Насколько помню, он всегда был таким нахальным и в школе. Теперь у нас его сын учится. Выпускник...

— Пожалуйста, оставь меня в покое. Дай спокойно поесть, — говорю я.

— А я не мешаю. Ешь. А запретить сидеть за одним столиком не можешь. Сидел и буду сидеть сколько захочу. И на тебя буду смотреть, как ты ешь.

— Если будешь безобразничать, потребую, чтобы тебя вывели, — стараясь говорить как можно спокойнее, отвечаю я, хотя во мне каждая жилочка трепещет.

— Здорово, кума! А чего я, безобразничаю? В суп тебе не плюю.

— Ну, это уже хулиганство! Сейчас же уйди!

— А чего, я не мешаю. Сижу чинно-благородно. Или не так?

Чтобы избавиться от него, остается только одно — пересесть за другой столик. Но и тут Вася Нюнин не унимается.

— Значит, не дашь? — кричит он. — На малька? А? А то дай. Отдам, когда приедет Адам!

Я понимаю, ему, мерзавцу, нравится изводить меня. Ну и пусть, я не стану обращать на него внимания. Не обращаю, и он уходит к стойке, в надежде, что кто-нибудь его угостит.

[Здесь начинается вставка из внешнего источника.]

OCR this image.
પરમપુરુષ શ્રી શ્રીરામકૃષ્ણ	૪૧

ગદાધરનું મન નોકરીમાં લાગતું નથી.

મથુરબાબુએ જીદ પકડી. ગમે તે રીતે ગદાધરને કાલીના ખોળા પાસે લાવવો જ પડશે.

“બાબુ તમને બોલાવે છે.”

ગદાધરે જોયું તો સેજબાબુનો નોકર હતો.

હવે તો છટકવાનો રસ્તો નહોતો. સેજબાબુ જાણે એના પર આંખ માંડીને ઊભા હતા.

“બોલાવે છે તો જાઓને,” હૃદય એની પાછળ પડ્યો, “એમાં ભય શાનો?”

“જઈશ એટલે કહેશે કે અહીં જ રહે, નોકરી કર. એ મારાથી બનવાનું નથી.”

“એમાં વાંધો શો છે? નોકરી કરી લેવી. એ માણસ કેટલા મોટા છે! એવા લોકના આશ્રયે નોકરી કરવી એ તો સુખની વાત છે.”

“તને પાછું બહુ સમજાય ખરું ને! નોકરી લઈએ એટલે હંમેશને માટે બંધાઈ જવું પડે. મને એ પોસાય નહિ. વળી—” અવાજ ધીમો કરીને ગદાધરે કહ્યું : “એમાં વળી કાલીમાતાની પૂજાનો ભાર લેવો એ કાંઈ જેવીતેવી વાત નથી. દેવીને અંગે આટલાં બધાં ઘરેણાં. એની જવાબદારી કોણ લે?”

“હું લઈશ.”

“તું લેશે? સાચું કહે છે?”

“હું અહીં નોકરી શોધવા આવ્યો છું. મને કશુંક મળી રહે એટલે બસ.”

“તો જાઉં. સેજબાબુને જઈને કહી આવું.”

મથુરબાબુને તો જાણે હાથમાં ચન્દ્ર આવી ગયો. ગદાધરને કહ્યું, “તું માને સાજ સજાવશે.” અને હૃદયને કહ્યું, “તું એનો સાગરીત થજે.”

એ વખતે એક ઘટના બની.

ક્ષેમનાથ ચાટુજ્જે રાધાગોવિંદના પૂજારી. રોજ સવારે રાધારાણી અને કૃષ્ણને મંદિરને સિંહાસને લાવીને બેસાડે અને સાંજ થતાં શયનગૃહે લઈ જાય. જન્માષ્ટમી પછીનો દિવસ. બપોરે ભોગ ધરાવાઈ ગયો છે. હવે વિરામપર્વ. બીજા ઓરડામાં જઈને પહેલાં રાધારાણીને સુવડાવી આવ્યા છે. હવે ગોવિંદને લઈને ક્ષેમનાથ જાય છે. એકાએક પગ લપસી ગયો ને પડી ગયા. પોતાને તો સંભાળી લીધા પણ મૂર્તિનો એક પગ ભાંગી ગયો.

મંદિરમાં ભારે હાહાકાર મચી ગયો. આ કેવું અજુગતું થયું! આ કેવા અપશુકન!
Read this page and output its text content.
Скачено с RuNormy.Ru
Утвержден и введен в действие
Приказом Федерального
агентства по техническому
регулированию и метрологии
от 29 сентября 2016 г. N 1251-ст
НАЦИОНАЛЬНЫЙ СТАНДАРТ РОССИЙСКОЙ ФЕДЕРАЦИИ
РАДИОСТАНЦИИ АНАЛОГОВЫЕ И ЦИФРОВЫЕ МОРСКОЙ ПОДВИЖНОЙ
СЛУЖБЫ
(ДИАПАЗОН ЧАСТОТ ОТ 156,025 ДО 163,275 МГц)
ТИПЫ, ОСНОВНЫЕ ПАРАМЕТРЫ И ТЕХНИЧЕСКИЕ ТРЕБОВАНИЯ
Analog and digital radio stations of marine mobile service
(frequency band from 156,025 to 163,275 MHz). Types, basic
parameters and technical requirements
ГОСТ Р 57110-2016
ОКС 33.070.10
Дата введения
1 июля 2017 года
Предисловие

Как и всегда за последнее время, дом встречает меня холодом. Жены нет дома, хотя по времени должна быть. Я прошел на кухню. На столе одиноко лежала на блюдце немытая чашка. Утром я пил из нее кефир. Положил набок. Так она и лежит, с присохшим к стенкам кефиром. Жена, вымыв свою, даже не пожелала сполоснуть мою. Черт те что! Тихий ужас, а не жизнь! До каких же пор будет продолжаться такое? Всему есть мера и предел! И потом, у меня от этих столовских обедов изжога. Да, изжога, черт побери!